Continuing in the same monotone, Gen said: “Al & Grace’s has been closed for six months since the fire. We could take the car and go to Gino’s.” Did Reinhart see or imagine a malicious star falling through her eye?
“That’s a thought,” said he.
“Not a happy one,” Gen said. “Gino called the house last night, and it wasn’t to give you a medal.”
“That guinea will get every cent I owe him.”
“I will not listen to your ethnithets,” said Gen, for once eloquent in her garbling of language though utterly false in feeling. Her father habitually used “jigaboo,” “yid,” and other offensive sobriquets.
“Don’t get on your high horse with me,” he warned her icily, then immediately tried his once-fetching grin: freckle-faced Tom Sawyer caught with his hand in the sugarbowl, as played by a cloying child star realizing a homosexual director’s fantasy of boyhood. “Of course you’re right. I didn’t come to quarrel.”
“Don’t crawl on your belly, Carl.” A group of pedestrians streamed between them, and by the time the field was clear Gen had got ten yards up the street with her imperious walk, which she must have been brushing up on lately through old Lana Turner movies on TV, because it was pretty outlandish. To pull that off she should be wearing those padded shoulders of wartime.

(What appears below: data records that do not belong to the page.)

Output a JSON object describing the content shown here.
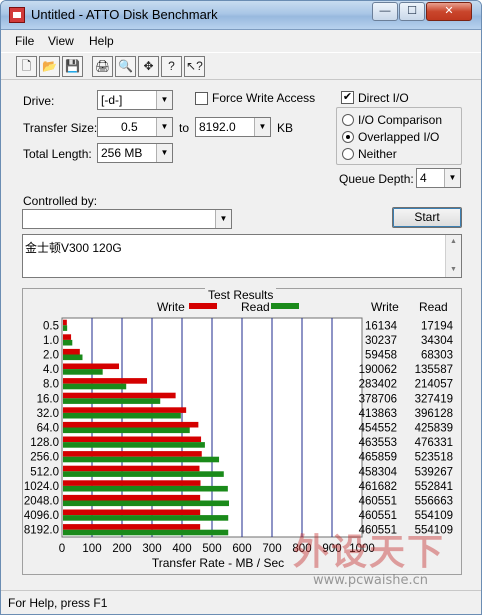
{
  "window": {
    "title": "Untitled - ATTO Disk Benchmark",
    "min_glyph": "—",
    "max_glyph": "☐",
    "close_glyph": "✕"
  },
  "menu": [
    "File",
    "View",
    "Help"
  ],
  "toolbar": [
    "new-icon",
    "open-icon",
    "save-icon",
    "print-icon",
    "print-preview-icon",
    "move-icon",
    "help-icon",
    "context-help-icon"
  ],
  "toolbar_glyphs": [
    "🗋",
    "📂",
    "💾",
    "🖨",
    "🔍",
    "✥",
    "?",
    "↖?"
  ],
  "form": {
    "drive_label": "Drive:",
    "drive_value": "[-d-]",
    "transfer_size_label": "Transfer Size:",
    "transfer_from": "0.5",
    "to_label": "to",
    "transfer_to": "8192.0",
    "kb_label": "KB",
    "total_length_label": "Total Length:",
    "total_length_value": "256 MB",
    "force_write_label": "Force Write Access",
    "force_write_checked": false,
    "direct_io_label": "Direct I/O",
    "direct_io_checked": true,
    "direct_io_check_glyph": "✔",
    "io_comparison_label": "I/O Comparison",
    "overlapped_io_label": "Overlapped I/O",
    "neither_label": "Neither",
    "io_mode_selected": "overlapped",
    "queue_depth_label": "Queue Depth:",
    "queue_depth_value": "4",
    "controlled_by_label": "Controlled by:",
    "controlled_by_value": "",
    "start_label": "Start",
    "dropdown_glyph": "▼",
    "description": "金士顿V300 120G"
  },
  "results": {
    "title": "Test Results",
    "write_legend": "Write",
    "read_legend": "Read",
    "write_col_header": "Write",
    "read_col_header": "Read"
  },
  "chart_data": {
    "type": "bar",
    "orientation": "horizontal",
    "categories": [
      "0.5",
      "1.0",
      "2.0",
      "4.0",
      "8.0",
      "16.0",
      "32.0",
      "64.0",
      "128.0",
      "256.0",
      "512.0",
      "1024.0",
      "2048.0",
      "4096.0",
      "8192.0"
    ],
    "series": [
      {
        "name": "Write",
        "color": "#d40000",
        "values": [
          16134,
          30237,
          59458,
          190062,
          283402,
          378706,
          413863,
          454552,
          463553,
          465859,
          458304,
          461682,
          460551,
          460551,
          460551
        ]
      },
      {
        "name": "Read",
        "color": "#1a8a1a",
        "values": [
          17194,
          34304,
          68303,
          135587,
          214057,
          327419,
          396128,
          425839,
          476331,
          523518,
          539267,
          552841,
          556663,
          554109,
          554109
        ]
      }
    ],
    "xlabel": "Transfer Rate - MB / Sec",
    "xlim": [
      0,
      1000
    ],
    "xticks": [
      0,
      100,
      200,
      300,
      400,
      500,
      600,
      700,
      800,
      900,
      1000
    ],
    "grid": true
  },
  "status": {
    "text": "For Help, press F1"
  },
  "watermark": {
    "text": "外设天下",
    "url": "www.pcwaishe.cn"
  }
}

When he reached her she was already in the car and airing it. He folded himself up and got into the right-hand portion of the bench seat, which was so far forward as almost to touch the dashboard, Gen being short of leg. What this arrangement did to Reinhart’s knees was hideous; he felt like a double amputee.
“Going to call me, huh?” he asked. “Going to Gino’s anyhow. You think I haven’t got the nerve. I’ll show you.”

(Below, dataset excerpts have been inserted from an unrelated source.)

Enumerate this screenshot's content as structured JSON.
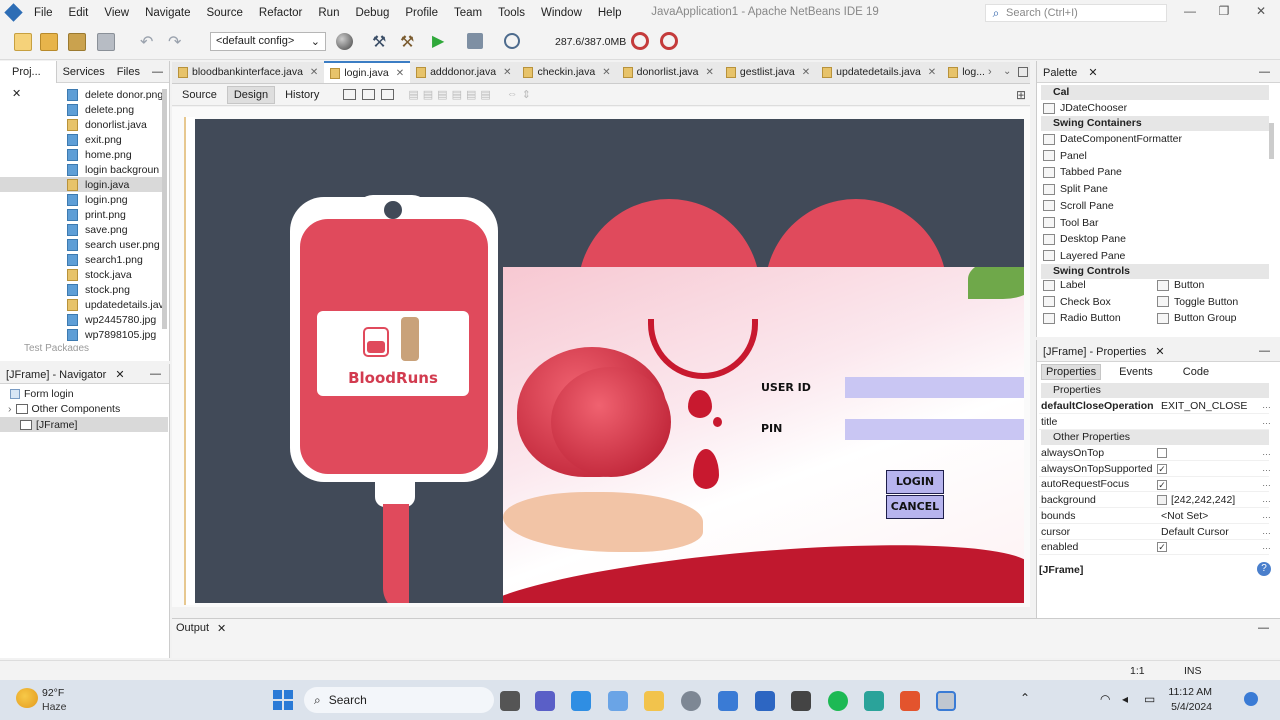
{
  "window": {
    "title": "JavaApplication1 - Apache NetBeans IDE 19",
    "menu": [
      "File",
      "Edit",
      "View",
      "Navigate",
      "Source",
      "Refactor",
      "Run",
      "Debug",
      "Profile",
      "Team",
      "Tools",
      "Window",
      "Help"
    ],
    "search_placeholder": "Search (Ctrl+I)"
  },
  "toolbar": {
    "config": "<default config>",
    "memory": "287.6/387.0MB"
  },
  "projects": {
    "tabs": [
      "Proj...",
      "Services",
      "Files"
    ],
    "files": [
      {
        "name": "delete donor.png",
        "type": "png"
      },
      {
        "name": "delete.png",
        "type": "png"
      },
      {
        "name": "donorlist.java",
        "type": "java"
      },
      {
        "name": "exit.png",
        "type": "png"
      },
      {
        "name": "home.png",
        "type": "png"
      },
      {
        "name": "login backgroun",
        "type": "png"
      },
      {
        "name": "login.java",
        "type": "java",
        "selected": true
      },
      {
        "name": "login.png",
        "type": "png"
      },
      {
        "name": "print.png",
        "type": "png"
      },
      {
        "name": "save.png",
        "type": "png"
      },
      {
        "name": "search user.png",
        "type": "png"
      },
      {
        "name": "search1.png",
        "type": "png"
      },
      {
        "name": "stock.java",
        "type": "java"
      },
      {
        "name": "stock.png",
        "type": "png"
      },
      {
        "name": "updatedetails.jav",
        "type": "java"
      },
      {
        "name": "wp2445780.jpg",
        "type": "png"
      },
      {
        "name": "wp7898105.jpg",
        "type": "png"
      }
    ],
    "partial_item": "Test Packages"
  },
  "navigator": {
    "title": "[JFrame] - Navigator",
    "form": "Form login",
    "other": "Other Components",
    "jframe": "[JFrame]"
  },
  "editor": {
    "tabs": [
      "bloodbankinterface.java",
      "login.java",
      "adddonor.java",
      "checkin.java",
      "donorlist.java",
      "gestlist.java",
      "updatedetails.java",
      "log..."
    ],
    "active_tab": "login.java",
    "view_buttons": [
      "Source",
      "Design",
      "History"
    ]
  },
  "form": {
    "brand": "BloodRuns",
    "user_id_label": "USER ID",
    "pin_label": "PIN",
    "login_button": "LOGIN",
    "cancel_button": "CANCEL",
    "colors": {
      "background": "#414a58",
      "accent": "#e04a5c",
      "input": "#c9c6f3"
    }
  },
  "palette": {
    "title": "Palette",
    "cal_category": "Cal",
    "cal_item": "JDateChooser",
    "containers_category": "Swing Containers",
    "containers": [
      "DateComponentFormatter",
      "Panel",
      "Tabbed Pane",
      "Split Pane",
      "Scroll Pane",
      "Tool Bar",
      "Desktop Pane",
      "Layered Pane"
    ],
    "controls_category": "Swing Controls",
    "controls_left": [
      "Label",
      "Check Box",
      "Radio Button"
    ],
    "controls_right": [
      "Button",
      "Toggle Button",
      "Button Group"
    ]
  },
  "properties": {
    "title": "[JFrame] - Properties",
    "tabs": [
      "Properties",
      "Events",
      "Code"
    ],
    "section1": "Properties",
    "section2": "Other Properties",
    "rows1": [
      {
        "key": "defaultCloseOperation",
        "value": "EXIT_ON_CLOSE"
      },
      {
        "key": "title",
        "value": ""
      }
    ],
    "rows2": [
      {
        "key": "alwaysOnTop",
        "value": "",
        "check": "off"
      },
      {
        "key": "alwaysOnTopSupported",
        "value": "",
        "check": "on"
      },
      {
        "key": "autoRequestFocus",
        "value": "",
        "check": "on"
      },
      {
        "key": "background",
        "value": "[242,242,242]",
        "check": "swatch"
      },
      {
        "key": "bounds",
        "value": "<Not Set>",
        "check": "none"
      },
      {
        "key": "cursor",
        "value": "Default Cursor",
        "check": "none"
      },
      {
        "key": "enabled",
        "value": "",
        "check": "on"
      }
    ],
    "footer": "[JFrame]"
  },
  "output": {
    "title": "Output"
  },
  "status": {
    "position": "1:1",
    "mode": "INS"
  },
  "taskbar": {
    "weather_temp": "92°F",
    "weather_desc": "Haze",
    "search": "Search",
    "time": "11:12 AM",
    "date": "5/4/2024"
  }
}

Gen was a woman driver, absolutely devoid of a sense of communion between herself and the two hundred horses pulling a ton of metal at her command. Sporadic braking caused the skirt to climb and remind Reinhart of her rather elegant, lean haunch. She did not know the thigh-problem which bedeviled most women of her years and even y
ounger. In general she had the sort of timeless look that might hold out indefinitely. Her calves were somewhat sinewy. She wore a scent that irritated Reinhart’s nose with imprecise memory. Somewhere in the mists of the past was a girl who had had the same smell. It was definitely associated with an archaic desire of his, one that he had perhaps gratified but in an indeterminate way.

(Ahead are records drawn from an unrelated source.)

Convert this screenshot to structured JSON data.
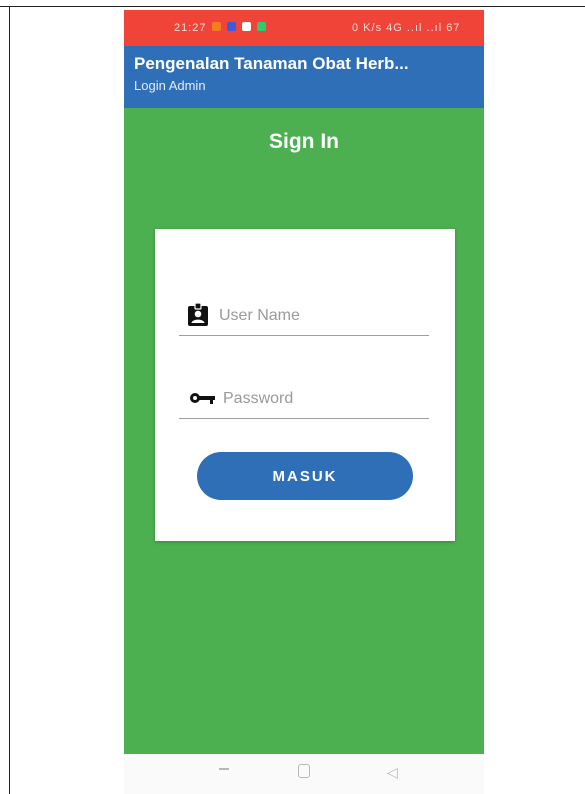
{
  "status_bar": {
    "time": "21:27",
    "right_text": "0 K/s 4G ..ıl ..ıl 67",
    "icon_colors": [
      "#f57c1f",
      "#3b5bdb",
      "#ffffff",
      "#2ecc71"
    ]
  },
  "app_bar": {
    "title": "Pengenalan Tanaman Obat Herb...",
    "subtitle": "Login Admin"
  },
  "page": {
    "heading": "Sign In"
  },
  "form": {
    "username": {
      "placeholder": "User Name",
      "value": "",
      "icon": "contact-badge-icon"
    },
    "password": {
      "placeholder": "Password",
      "value": "",
      "icon": "key-icon"
    },
    "submit_label": "MASUK"
  },
  "nav_bar": {
    "icons": [
      "recent-apps-icon",
      "home-icon",
      "back-icon"
    ]
  },
  "colors": {
    "status_bar": "#f04438",
    "app_bar": "#2f6fb8",
    "background": "#4caf50",
    "button": "#2f6fb8"
  }
}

Genevieve had a plate of lettuce leaves intermingled with boiled shrimp. What with the pressure on him Reinhart opted for a simple egg dish and was served instead with seemingly a folded sheet of kraft paper inundated in a sauce the color and texture of what you found on sidewalks frequented by sick derelicts: a so-called Spanish omelette. The waitress was the same as on that day with Sweet, but she showed no memory of him, good or ill. He had been prepared for this by Gino’s performance at the front door: “Good afternoon, folks. I hope yuz enjoy your meal.”
“Let’s get down to business,” Gen said, taking a ladylike bite of unbuttered Rye-Krisp while simultaneously looking at Reinhart and plunging her fork into the salad and bringing nothing back. It was some sort of trick. The lettuce did not adhere to the tines. Only when she repeated it did he see his body symbolically spread-eagled on the plate. “And after this,” she went on, “all communication will be conducted through our respectful lawyers. You can rest insured that while I don’t want to do you any favors, I am no more anxious for publicity than you are in this area.”